Yüce Tanrım, bunu nasıl yapıyordu? Bu kadının nasıl her şeyden bu kadar çabuk haberi oluyordu?

"Dedikodulara kulak asmadığımı bilirsin. Üstelik seni öz torunum gibi severim, fakat kocanla aranızda bir sorun varsa hiç çekinmeden bana anlatabileceğini bilmeni isterim. Sen bana Cecilia'nın emanetisin."

Olivia bir kez daha Shawn yüzünden gerildiğini hissediyordu. Joana bir konuda haklıydı. Bu kadın sözünü gerçekten hiç sakınmıyordu.

"Teşekkür ederim Bayan Montgommery ama merak etmeyin. Shawn oldukça iyi." En azından ben onu öldürene kadar iyi olmasını umuyorum. "Söylediğiniz gibi konuşulanların hepsi birer dedikodudan ibaret. Kocamın şirketiyle ufak bir pürüz yaşadığımız doğru ama halledemeyeceğimiz bir şey değil. Shawn konuyla ilgileniyor."

"Demek bu yüzden çiçeği burnunda gelinini davete tek başına yolladı."

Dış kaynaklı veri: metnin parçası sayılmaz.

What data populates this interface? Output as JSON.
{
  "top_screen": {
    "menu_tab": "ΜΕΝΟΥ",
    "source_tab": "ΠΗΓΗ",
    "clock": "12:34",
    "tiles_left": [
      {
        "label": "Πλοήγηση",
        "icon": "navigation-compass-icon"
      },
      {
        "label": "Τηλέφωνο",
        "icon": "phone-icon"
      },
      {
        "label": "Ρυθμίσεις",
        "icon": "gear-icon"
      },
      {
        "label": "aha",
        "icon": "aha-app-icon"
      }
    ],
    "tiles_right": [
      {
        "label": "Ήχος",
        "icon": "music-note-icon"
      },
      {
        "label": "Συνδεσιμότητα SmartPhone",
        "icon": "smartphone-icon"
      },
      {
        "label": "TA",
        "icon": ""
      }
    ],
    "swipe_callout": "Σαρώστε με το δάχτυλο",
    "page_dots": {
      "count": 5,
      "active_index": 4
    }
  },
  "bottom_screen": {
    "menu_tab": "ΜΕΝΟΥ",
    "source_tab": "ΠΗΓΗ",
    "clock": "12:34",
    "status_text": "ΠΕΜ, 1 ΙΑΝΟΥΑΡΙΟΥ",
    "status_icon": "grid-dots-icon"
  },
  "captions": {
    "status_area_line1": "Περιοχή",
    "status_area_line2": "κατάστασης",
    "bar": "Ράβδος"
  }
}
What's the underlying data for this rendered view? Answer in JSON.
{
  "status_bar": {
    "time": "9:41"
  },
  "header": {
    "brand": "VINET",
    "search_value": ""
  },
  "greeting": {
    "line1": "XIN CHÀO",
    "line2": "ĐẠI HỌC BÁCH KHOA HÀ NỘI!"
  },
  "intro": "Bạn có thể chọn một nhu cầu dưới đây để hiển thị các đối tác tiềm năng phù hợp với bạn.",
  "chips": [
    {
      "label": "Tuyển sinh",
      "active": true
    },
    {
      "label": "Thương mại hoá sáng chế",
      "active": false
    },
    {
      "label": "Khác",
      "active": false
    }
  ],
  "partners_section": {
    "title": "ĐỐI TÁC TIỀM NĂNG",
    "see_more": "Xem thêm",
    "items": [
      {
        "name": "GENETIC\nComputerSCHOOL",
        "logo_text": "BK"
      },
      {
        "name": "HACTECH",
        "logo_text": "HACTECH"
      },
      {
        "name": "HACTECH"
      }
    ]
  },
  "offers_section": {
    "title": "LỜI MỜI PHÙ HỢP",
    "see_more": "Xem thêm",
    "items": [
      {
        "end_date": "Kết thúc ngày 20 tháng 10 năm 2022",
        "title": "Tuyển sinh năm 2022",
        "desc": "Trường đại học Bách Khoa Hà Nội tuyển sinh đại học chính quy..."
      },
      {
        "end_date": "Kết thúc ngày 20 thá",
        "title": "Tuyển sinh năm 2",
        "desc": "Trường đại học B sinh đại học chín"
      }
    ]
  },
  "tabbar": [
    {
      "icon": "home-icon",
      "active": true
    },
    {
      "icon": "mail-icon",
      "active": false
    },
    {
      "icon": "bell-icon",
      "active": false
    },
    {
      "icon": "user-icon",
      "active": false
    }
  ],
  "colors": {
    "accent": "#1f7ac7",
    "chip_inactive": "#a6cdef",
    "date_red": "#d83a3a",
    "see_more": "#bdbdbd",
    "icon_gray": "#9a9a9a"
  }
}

"Bunda ne sakınca var anlayamadım?"

"Şimdiki gençleri anlamam mümkün değil. Ben rahmetli kocam ölene dek yanından bir an olsun ayrılmamıştım. Gittiği her seyahatine beni de yanında götürürdü. Benden bir gün olsun ayrı kalamayacağını söylerdi."

Olivia yaşlı kadının gözlerinin daldığını ve büyük ihtimalle ölen kocasını düşündüğünü fark etti. Kendisi de böyle bir aşk ve tutkuyla sevilebilmeyi ne çok isterdi. Peki, ama Shawn'la yolunda gitmeyen şey neydi? Ona her zaman nazik ve kibar davranmış, onun isteklerini kendininkilerden daima önde tutmaya çalışmıştı. Olivia aşkın böyle bir şey olduğunu sanıyordu. Kendinden önce sevdiğin kişiyi düşünmek. Şimdi ise onu terk eden kocasının ardından insanlara açıklama yapmakla uğraşırken, Olivia Shawn'ın aslında onu ne kadar zor bir duruma soktuğunu görüyordu. Tek dileği bunu kendi rızasıyla yapmamış olmasıydı.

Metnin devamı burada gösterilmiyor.